Popis:
The overview talk about various research interests of our guest Elizabeth González. Elizabeth González is a Ph.D student from Castilla La Mancha university, Spain. She is working in 3D object recognition applied to grasping tasks in robotic applications and the 3D objects are represented by their appearance (appearance-based).
Firstly, a comparative study between different 2D shape representation methods (Fourier Descriptors, Hu moments, Invariant Integral, Shape Contex, Zernike moments and Flusser moments) and identification methods (deterministic and stochastic similarity measures) applied to 3D object recognition, is discussed. In the experimental tests the recognition rate and the uncertainty and ambiguity in cases of geometric transformations, viewpoints changes and noise are evaluated.

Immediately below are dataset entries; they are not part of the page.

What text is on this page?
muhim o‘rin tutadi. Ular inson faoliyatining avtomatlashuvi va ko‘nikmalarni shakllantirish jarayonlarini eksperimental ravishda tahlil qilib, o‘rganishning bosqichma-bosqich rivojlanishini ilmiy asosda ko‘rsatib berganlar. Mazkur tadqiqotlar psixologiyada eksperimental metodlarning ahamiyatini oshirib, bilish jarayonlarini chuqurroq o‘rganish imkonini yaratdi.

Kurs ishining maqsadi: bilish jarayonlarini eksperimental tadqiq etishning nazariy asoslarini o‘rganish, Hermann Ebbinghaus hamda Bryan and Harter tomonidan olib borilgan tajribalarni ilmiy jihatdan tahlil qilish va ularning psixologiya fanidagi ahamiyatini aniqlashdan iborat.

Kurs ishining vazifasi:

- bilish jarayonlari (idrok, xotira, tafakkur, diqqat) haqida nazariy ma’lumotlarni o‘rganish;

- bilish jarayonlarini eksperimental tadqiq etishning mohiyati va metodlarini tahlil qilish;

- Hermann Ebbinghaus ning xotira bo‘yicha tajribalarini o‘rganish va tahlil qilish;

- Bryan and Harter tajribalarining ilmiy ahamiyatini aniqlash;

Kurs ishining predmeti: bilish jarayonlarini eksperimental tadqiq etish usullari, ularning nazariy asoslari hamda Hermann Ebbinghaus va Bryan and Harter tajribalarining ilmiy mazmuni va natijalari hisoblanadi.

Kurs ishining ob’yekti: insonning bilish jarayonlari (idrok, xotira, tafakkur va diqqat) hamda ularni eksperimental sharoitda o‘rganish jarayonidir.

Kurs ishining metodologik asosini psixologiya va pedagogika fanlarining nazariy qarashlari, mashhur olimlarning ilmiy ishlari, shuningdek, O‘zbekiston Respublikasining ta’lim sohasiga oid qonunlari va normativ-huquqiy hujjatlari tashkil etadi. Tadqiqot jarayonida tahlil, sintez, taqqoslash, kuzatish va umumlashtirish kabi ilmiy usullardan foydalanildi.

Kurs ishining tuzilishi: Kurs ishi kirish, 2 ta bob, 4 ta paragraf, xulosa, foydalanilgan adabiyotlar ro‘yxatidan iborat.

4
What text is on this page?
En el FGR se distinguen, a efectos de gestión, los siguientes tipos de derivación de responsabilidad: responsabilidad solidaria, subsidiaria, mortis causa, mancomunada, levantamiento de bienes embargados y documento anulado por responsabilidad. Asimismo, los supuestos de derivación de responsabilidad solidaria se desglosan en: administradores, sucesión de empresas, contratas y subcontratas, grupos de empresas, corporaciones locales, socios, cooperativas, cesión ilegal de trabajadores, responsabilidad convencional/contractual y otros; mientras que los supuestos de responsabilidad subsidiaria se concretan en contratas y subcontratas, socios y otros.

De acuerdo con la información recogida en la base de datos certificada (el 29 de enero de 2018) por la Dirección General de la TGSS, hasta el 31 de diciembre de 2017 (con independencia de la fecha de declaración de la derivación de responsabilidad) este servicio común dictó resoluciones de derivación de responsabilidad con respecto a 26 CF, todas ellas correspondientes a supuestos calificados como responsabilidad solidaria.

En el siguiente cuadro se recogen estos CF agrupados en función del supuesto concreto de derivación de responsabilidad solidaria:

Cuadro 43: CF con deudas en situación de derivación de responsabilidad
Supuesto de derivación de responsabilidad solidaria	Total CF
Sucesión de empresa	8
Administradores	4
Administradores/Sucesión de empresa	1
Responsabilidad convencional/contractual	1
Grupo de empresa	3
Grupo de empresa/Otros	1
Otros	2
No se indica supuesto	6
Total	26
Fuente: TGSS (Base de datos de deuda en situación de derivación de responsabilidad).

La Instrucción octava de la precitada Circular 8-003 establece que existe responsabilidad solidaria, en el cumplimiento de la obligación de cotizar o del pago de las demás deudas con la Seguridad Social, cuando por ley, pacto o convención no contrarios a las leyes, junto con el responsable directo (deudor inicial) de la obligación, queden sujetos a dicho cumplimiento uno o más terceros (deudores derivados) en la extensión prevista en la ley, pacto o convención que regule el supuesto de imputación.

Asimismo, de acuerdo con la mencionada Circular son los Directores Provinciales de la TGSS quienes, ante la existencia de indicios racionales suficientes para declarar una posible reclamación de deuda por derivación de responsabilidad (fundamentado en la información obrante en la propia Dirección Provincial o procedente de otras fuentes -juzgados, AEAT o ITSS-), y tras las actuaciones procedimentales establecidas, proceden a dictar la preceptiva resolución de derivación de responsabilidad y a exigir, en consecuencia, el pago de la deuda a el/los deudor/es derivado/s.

The second part of the talk is focused on improvement of the 3D object recognition systems using the active recognition paradigm. Two different active recognition strategies will be presented. They use a spherical structure for the representation of 3D object views. One of them presents a 3D object recognition/pose strategy based on Fourier descriptors clustering for silhouettes. The method consists of two parts. Firstly, an off-line process calculates and stores a clustered Fourier descriptors database corresponding to the silhouettes of the synthetic model of the object viewed from multiple viewpoints. Next, an on-line process solves the recognition/pose problem for an object that is sensed by a camera placed at the end of a robotic arm. The method solves the ambiguity problem - due to object symmetries or similar projections belonging to different objects - by taking minimum number of additional views of the scene which are selected through a heuristic next best view (NBV) algorithm. The second recognition system describes a new strategy of optimal viewpoint selection for 3D object recognition purposes. Feature vectors of an object viewed from specific viewpoints are mapped on the nodes of a tessellated sphere, which we call D-Sphere. The next best view (NBV) is established on the D-Sphere and is defined as the view that yields the maximum dissimilarity among the set of candidate objects (hypotheses). The purpose of finding a NBV is discriminating quickly between hypotheses. Our method aligns all hypotheses into a tessellated sphere. Then it calculates the viewpoint (node), which exhibits the maximum dissimilarity among the corresponding views of the candidate objects. The node values of the D-Sphere are weighted taking into account the kinematics costs involved in the movement of the robot arm that carries the camera.